Through all the trials and tribulations he’s faced over the years, Phillip feels a responsibility to help the ostracized and has maintained his passion to make the world a better place for the voiceless. That passion has driven him to do some great things since leaving Morehouse and returning to Florida. Phillip has kicked the female hormone habit and intends to have surgery to revert back to looking more masculine. The media attention Phillip received from his time at the HBCU has given him the exposure needed to promote acceptance and speak on issues of identity and bullying to an even broader audience (when the VIBE article came out in October 2010 there was so many reporters on campus at USF, where he attended college after leaving Morehouse, that he had to park off campus and be escorted to class).

Since moving to Tampa, Phillip has spoken at the majority of high schools in the area and has spoken at the funerals of children who were bullied and took their own life. He helped create a video to welcome incoming freshmen to USF. He is currently in the process of funding a college radio tour that would have him visit major radio stations in 18 cities nationwide for sit-down interviews.  
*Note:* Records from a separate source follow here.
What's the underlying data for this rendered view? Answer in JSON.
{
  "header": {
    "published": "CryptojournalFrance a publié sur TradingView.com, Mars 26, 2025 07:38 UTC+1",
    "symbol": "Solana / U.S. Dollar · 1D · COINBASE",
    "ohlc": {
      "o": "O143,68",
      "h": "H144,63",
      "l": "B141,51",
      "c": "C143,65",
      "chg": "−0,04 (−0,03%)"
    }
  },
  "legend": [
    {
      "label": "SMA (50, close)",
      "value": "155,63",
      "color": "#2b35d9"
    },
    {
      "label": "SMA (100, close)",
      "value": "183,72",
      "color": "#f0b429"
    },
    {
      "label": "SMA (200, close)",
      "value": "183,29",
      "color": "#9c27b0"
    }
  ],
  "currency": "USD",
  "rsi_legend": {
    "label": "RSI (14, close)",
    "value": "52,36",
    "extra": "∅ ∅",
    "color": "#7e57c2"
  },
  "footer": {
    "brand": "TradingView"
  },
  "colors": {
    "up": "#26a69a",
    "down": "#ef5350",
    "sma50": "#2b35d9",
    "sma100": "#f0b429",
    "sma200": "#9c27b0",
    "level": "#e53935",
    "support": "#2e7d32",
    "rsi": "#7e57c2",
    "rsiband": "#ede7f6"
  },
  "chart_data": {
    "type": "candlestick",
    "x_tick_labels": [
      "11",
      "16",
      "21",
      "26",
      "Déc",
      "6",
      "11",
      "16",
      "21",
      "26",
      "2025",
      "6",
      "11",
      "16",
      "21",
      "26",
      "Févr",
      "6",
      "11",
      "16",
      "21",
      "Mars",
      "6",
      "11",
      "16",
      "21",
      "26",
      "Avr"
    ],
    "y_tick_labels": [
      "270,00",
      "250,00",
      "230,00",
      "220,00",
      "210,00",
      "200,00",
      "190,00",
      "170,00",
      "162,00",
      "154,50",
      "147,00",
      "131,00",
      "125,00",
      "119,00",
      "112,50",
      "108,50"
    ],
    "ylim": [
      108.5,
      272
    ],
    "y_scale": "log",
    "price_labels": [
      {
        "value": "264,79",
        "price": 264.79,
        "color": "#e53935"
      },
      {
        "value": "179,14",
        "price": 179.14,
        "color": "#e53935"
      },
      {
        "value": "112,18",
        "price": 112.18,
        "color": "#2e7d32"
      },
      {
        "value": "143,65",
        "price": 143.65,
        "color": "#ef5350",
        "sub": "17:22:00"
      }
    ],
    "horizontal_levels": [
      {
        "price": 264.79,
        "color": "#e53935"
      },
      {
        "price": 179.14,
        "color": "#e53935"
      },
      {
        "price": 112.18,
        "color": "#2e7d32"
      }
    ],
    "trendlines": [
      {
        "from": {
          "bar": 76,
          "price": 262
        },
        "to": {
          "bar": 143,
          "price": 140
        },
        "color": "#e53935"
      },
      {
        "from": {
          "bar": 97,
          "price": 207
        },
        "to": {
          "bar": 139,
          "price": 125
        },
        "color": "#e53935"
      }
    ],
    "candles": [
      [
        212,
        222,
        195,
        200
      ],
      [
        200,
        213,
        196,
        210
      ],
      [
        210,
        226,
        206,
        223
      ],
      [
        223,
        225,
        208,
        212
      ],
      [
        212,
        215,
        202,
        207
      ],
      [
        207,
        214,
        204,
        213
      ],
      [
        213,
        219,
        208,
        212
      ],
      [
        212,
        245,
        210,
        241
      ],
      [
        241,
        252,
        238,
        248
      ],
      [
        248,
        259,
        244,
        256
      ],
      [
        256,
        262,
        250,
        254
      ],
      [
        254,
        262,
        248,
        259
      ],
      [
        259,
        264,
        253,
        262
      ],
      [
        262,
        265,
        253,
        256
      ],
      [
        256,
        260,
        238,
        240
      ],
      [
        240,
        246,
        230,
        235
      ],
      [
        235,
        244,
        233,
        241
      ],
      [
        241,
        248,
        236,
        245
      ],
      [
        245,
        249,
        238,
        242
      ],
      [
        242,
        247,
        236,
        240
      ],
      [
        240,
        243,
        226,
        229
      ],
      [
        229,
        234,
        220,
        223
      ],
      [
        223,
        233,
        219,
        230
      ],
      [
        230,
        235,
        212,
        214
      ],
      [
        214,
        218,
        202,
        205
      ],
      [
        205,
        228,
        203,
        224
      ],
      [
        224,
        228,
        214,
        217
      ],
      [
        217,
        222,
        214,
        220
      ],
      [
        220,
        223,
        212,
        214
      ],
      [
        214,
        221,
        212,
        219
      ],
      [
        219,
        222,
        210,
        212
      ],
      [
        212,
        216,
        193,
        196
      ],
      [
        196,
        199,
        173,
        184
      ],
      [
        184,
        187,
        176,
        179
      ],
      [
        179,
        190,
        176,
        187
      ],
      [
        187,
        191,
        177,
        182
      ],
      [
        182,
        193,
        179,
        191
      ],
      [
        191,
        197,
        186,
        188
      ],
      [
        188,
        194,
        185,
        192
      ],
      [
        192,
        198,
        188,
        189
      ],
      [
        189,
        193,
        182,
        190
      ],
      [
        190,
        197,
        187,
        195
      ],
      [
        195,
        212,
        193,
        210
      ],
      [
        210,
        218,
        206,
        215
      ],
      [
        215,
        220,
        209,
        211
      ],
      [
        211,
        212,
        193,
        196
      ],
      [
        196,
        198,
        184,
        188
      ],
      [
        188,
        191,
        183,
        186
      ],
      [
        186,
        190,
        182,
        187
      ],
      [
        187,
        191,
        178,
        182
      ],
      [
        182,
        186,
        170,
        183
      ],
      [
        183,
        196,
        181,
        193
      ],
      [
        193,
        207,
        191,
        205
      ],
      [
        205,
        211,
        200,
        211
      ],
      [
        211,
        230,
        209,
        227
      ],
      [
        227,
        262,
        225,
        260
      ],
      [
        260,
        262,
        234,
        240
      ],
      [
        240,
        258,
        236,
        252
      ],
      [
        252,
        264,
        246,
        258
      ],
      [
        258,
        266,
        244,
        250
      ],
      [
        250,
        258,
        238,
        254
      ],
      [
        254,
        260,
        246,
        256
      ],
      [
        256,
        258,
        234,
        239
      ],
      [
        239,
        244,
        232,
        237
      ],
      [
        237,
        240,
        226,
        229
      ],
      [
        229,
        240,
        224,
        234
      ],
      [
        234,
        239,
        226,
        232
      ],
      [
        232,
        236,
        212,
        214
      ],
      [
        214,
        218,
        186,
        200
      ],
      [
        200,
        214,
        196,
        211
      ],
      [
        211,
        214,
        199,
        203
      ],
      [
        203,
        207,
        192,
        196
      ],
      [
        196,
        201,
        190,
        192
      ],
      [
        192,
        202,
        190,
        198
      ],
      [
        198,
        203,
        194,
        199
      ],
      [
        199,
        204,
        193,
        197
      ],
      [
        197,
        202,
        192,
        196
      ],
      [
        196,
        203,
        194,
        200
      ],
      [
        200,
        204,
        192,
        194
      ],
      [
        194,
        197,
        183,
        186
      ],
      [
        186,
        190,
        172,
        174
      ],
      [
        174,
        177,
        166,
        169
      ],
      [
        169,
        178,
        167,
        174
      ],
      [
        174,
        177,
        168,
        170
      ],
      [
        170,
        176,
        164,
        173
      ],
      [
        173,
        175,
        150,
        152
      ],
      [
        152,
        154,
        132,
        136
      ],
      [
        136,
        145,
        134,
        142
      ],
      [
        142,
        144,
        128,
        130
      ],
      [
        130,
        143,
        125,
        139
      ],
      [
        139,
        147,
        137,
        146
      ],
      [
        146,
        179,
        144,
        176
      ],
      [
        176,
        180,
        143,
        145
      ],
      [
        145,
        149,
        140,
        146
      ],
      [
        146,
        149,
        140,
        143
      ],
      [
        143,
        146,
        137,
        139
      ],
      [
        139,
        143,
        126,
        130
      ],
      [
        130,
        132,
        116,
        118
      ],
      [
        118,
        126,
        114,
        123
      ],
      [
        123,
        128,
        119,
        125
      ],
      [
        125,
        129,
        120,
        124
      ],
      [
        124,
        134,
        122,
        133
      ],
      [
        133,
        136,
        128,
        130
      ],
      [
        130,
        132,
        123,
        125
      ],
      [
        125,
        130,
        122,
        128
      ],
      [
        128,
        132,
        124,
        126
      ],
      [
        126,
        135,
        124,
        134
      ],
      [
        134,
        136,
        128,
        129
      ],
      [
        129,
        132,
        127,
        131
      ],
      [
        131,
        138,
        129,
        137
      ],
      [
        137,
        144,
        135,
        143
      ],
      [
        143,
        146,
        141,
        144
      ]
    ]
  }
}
After speaking with Phillip, it’s clear that his enthusiasm for helping others is unparalleled and that he embodies the pride and self-confidence he seeks to build in others. We’re rooting hard for Phillip and hope he continues to be an outspoken leader and voice of the anti-bullying movement that’s needed now more than ever.

Phillip’s favorite celebrity advocates:

Kim Kardashian

Ke$ha

Lady Gaga

Nicki Minaj

Ciara

Kanye West

Russell Simmons (for the No Hate Campaign)

Kimora Lee (for gay rights advocacy)

Rev. Run

Phillip credited all of the above for being influential, provocative, respected and for doing something positive with those qualities.